Erano le 19:34 di domenica 23 novembre 1980, per 90 interminabili secondi una scossa di magnitudo 6,9 della scala Richter fece tremare Campania, Basilicata e parte della Puglia. Precisamente l’epicentro fu registrato tra i comuni di Teora, Castelnuovo di Conza e Conza della Campania, e in totale il sisma interessò un’area di 17mila chilometri quadrati, ma è proprio in queste tre regioni che i danni furono catastrofici, arrivando fino al decimo grado della scala Mercalli. Alcuni comuni, come quelli di Santomenna, Lioni, Laviano, Muro Lucano furono quasi rasi al suolo, ma moltissimi altri furono gravemente danneggiati. Quasi tremila morti, il triplo dei feriti e trecentomila senzatetto: questo è il drammatico bilancio di quella fatidica sera. Probabilmente il simbolo della è la Chiesa di Madre Balvano (Potenza), il cui crollo costò la vita a 77 persone, la maggior parte dei quali ragazzi e bambini, quasi un’intera generazione di quel paese che venne cancellata in un attimo.
“A distanza di 48 ore non erano giunti in quei paesi gli aiuti necessari”. Emblematiche ed evocative le parole di denuncia dell’allora Presidente della Repubblica Sandro Pertini, in diretta televisiva la sera successiva alla catastrofe, dopo aver visitato di persona l’Irpinia.
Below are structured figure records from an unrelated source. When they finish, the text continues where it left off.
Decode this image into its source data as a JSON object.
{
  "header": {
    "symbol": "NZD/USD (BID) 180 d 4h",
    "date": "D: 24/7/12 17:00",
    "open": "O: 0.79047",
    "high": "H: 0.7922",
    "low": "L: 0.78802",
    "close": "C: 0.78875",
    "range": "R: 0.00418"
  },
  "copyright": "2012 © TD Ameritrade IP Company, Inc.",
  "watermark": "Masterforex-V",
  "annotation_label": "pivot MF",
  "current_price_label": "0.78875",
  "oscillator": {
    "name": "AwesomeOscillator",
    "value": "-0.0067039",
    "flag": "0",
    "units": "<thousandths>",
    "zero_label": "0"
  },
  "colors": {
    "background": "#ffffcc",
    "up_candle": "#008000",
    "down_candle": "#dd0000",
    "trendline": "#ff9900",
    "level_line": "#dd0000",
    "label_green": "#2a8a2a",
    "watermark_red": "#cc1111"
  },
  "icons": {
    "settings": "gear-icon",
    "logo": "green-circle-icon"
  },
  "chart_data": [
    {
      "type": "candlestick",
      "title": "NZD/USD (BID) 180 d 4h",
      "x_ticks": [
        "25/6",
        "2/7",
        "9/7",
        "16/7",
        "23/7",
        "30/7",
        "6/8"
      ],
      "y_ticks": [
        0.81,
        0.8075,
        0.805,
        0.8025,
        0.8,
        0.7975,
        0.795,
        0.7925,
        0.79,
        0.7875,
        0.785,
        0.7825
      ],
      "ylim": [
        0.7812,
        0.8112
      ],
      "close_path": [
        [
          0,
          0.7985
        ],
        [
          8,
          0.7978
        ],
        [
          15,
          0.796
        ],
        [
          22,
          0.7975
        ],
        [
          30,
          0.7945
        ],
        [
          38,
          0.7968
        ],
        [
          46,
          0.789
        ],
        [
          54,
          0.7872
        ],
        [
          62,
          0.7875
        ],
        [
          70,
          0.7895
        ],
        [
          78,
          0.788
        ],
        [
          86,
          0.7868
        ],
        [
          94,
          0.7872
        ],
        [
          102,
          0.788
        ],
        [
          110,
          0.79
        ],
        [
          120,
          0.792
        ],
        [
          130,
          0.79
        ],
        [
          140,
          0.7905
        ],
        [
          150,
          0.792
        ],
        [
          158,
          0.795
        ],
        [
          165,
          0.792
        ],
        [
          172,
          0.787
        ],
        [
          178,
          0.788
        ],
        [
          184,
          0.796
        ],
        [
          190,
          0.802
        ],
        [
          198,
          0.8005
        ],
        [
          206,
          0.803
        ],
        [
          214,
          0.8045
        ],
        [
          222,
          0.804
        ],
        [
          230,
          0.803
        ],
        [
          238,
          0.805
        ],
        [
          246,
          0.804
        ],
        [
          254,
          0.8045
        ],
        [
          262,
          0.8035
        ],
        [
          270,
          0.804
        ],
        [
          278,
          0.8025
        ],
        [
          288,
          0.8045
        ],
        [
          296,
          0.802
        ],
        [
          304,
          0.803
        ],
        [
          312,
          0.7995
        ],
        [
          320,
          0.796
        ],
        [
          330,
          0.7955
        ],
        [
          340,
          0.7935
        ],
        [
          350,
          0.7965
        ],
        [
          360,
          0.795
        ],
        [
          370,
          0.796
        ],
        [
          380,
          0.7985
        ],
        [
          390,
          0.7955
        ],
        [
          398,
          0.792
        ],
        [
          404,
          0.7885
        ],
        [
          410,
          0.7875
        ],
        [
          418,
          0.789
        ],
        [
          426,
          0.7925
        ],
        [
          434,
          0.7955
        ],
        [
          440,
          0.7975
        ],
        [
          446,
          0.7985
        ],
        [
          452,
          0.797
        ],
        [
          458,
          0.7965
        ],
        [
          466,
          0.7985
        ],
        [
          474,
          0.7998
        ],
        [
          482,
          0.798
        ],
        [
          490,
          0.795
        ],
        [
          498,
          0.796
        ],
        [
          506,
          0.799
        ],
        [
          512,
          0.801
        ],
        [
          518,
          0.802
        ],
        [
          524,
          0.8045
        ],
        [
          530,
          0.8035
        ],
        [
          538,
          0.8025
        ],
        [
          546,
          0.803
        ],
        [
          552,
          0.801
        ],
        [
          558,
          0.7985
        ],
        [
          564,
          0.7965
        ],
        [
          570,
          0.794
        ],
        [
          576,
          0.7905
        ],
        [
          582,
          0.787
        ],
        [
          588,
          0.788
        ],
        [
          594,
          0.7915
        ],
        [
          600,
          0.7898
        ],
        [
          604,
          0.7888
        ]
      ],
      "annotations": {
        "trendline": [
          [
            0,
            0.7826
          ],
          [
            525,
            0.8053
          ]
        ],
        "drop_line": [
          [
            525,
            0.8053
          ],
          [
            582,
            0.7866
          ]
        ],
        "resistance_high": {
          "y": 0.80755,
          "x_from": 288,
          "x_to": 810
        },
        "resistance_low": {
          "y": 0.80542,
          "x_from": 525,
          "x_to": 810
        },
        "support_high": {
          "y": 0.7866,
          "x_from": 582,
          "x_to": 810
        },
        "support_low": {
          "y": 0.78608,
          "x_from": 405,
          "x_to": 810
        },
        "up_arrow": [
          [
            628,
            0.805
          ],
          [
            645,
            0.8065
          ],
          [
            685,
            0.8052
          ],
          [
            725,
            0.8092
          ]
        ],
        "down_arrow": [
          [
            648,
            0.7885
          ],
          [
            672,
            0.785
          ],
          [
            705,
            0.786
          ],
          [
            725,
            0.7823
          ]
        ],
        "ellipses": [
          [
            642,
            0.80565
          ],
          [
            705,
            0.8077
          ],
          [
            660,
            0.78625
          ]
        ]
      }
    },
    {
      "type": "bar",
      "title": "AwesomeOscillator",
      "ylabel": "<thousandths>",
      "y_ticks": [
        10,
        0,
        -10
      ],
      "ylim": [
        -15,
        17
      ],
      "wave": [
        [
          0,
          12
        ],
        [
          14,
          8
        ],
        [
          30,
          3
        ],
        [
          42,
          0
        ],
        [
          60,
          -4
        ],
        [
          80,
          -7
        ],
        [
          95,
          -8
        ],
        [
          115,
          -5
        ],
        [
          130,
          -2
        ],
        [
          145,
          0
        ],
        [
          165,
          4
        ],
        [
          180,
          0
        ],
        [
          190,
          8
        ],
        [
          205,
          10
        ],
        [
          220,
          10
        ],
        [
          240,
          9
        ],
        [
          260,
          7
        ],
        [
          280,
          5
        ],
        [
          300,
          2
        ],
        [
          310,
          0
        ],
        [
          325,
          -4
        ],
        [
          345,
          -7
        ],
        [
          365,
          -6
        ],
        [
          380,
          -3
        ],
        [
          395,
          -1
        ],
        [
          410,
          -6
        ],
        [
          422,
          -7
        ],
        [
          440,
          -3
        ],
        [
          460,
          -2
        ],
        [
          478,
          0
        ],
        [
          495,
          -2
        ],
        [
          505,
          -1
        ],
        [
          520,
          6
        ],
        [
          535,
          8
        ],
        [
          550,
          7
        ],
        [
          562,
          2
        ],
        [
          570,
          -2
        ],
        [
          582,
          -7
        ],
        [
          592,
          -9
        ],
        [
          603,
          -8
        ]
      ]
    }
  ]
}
In alcuni casi si dovettero aspettare fino ai cinque giorni prima che gli abitanti potessero incrociare gli sguardi dei soccorritori. Di fatto, gli effetti del terremoto furono aggravati dal ritardo e dall’inadempienza dei soccorsi.
Fu grazie a Giuseppe Zamberletti, nominato Commissario straordinario del Governo, che mise si finalmente in moto la macchina dei soccorsi. Fu la premessa di una moderna struttura di Protezione Civile, di cui il paese dispone tutt’oggi. Solidarietà ed aiuti preziosi arrivarono dall’Italia e dalla comunità internazionale, tutti stretti attorno a quelle zone del Mezzogiorno. Così come indispensabili furono l’azione costante dei sindacati; degli amministratori locali, ai quali vennero concessi competenze straordinarie; delle forze armate; della Chiesa e delle moltissime associazioni di volontariato.
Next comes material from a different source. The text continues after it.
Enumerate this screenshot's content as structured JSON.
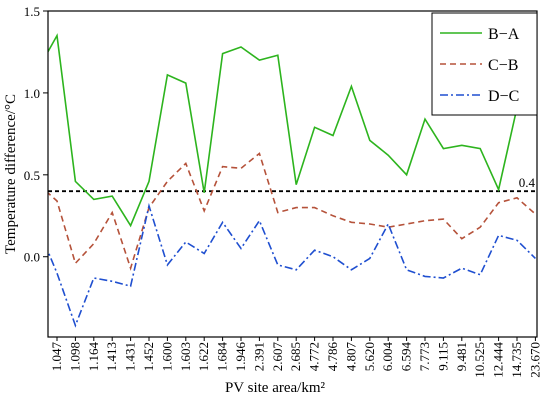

Nonostante l’enormità della tragedia, il processo di ricostruzione non fu caratterizzato dalla rapidità, ma tristemente accompagnato da un’esasperante lentezza, che fece compagnia all’eco disperato dei migliaia di sfollati, costretti a vivere in tende, vagoni ferroviari e container prima di poter mettere piede entro un prefabbricato che potesse dare la parvenza di una vera dimora. Così come non furono indulgenti gli sciacalli e la criminalità organizzata, le cui ruberie sono attestate nelle inchieste giudiziarie, per avere allungato le mani sulle ingenti risorse messe a disposizione dallo Stato: oltre 50 mila miliardi di lire, è la cifra conclusiva presentata dalla commissione parlamentare dell’inchiesta presieduta da Oscar, Luigi Scalfaro. Azioni criminali che ostacolarono e ridussero ai minimi termini i progetti per la ricostruzione ed il futuro sviluppo industriale che era stato pianificato per quelle aree all’indomani della tragedia.A quarant’anni esatti dall’avvenimento, quei 90 secondi scosse sismiche rimangono una ferita sia per i territori, che per i sopravvissuti, ma anche per la memoria collettiva italiana, che quasi trent’anni dopo quella sera del 23 novembre sarà costretta a rivivere per due volte i dolorosi ricordi di quei momenti, prima con l’Abruzzo (2009) e poi con l’Emilia-Romagna (2012).